Of course, this was not all he intended to say. When Nandy said that his co-panelist, the eminent philosopher Richard Sorabji, and he can be corrupt in more subtle ways, by offering scholarships and jobs to kith and kin, he was not simply saying that corruption is everywhere. Nor was he merely stating that the elite get away with it. He was asking us to rethink the category of corruption. Why do certain things not look like corruption? “We congratulate ourselves for promoting talent,” Nandy said of the ‘corruption’ that the elite may engage in. Before we jump in and claim to have solved the paradox by categorizing this as hypocrisy, let us pause to think what Nandy could have been saying. Do we even have a theory of corruption? Or are we blindly waving around a baton against it. It will not do to only say, “corruption is everywhere, let’s strike it, or strike against it,” depending on our chosen mode of ‘participation’ in politics. We have recently seen how that did not turn out too well for the Anna Hazare movement.
Perhaps the most disturbing thing here is the defense that Nandy’s compatriots, students and fellow social scientists have offered: freedom of speech. Indeed, as our society becomes more and more intolerant, there is a need to hold on tight to our right and ability to express dissent. But that is hardly the end of our task. Far from it. Neither is it enough merely to assert that Nandy’s heart is in the right place. (Indeed it is.) Can our intellectual response to a sophisticated argument, and the furor it created, be: “But he has always spoken for the marginalized”? Is this the only validation an intellectual work needs: that it should speak for the marginalized? If this is the only stipulation for scholarly work, we may as well be lobotomized.

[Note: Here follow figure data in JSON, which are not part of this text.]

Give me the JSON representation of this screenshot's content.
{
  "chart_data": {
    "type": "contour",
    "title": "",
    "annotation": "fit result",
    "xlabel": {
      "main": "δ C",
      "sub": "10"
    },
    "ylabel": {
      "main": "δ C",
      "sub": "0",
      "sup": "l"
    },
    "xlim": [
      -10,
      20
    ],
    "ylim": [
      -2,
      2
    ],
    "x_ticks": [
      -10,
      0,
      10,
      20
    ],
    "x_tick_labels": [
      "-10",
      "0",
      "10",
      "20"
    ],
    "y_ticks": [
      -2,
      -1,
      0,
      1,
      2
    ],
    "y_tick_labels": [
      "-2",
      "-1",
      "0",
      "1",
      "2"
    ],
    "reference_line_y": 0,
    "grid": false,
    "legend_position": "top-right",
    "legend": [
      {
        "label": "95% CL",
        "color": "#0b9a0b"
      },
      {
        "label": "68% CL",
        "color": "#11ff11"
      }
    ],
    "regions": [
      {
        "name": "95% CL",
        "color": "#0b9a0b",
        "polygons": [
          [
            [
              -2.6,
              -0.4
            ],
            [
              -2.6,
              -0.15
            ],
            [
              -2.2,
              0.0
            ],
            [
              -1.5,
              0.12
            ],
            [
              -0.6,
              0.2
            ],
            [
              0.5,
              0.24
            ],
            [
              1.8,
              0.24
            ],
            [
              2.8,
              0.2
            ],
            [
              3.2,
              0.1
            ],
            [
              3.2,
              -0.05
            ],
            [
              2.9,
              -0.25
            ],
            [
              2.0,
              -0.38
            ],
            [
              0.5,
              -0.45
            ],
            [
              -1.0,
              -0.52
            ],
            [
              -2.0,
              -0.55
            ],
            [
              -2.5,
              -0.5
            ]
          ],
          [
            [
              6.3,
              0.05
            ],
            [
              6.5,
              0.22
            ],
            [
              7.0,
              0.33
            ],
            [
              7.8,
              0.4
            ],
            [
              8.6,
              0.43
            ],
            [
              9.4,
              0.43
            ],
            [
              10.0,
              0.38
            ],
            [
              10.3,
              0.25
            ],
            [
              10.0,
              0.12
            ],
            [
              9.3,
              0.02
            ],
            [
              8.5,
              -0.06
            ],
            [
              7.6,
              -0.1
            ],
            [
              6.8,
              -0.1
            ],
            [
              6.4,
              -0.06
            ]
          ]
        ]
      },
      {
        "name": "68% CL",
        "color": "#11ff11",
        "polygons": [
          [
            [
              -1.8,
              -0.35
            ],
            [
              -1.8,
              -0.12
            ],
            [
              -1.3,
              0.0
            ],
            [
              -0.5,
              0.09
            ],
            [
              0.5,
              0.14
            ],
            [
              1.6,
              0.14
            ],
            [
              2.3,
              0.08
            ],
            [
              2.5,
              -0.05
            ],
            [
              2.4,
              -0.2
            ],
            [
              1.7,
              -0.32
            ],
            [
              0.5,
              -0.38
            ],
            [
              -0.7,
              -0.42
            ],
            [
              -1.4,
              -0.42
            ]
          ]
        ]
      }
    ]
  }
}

It is no surprise that, where multiple academic and scholarly careers have been built primarily on polished bleeding-heart stories, a ‘gadfly’s’ annoying and persistent demand that we be intellectually honest and willing to challenge the very categories of our analysis has not always been welcomed. His work, even if presented as “paradoxes, aphorisms, ironies, jokes and riddles” strikes at the very foundation of the business of knowledge production.  Nandy’s analysis reveals not just the vacuity of the concept of corruption, but also the intellectual indolence that we all revel in. Nandy has often been called a gadfly. Ironically, this reminds me of another friendly neighbourhood gadfly, Socrates, who was asked to drink hemlock for ‘corrupting’ the youth.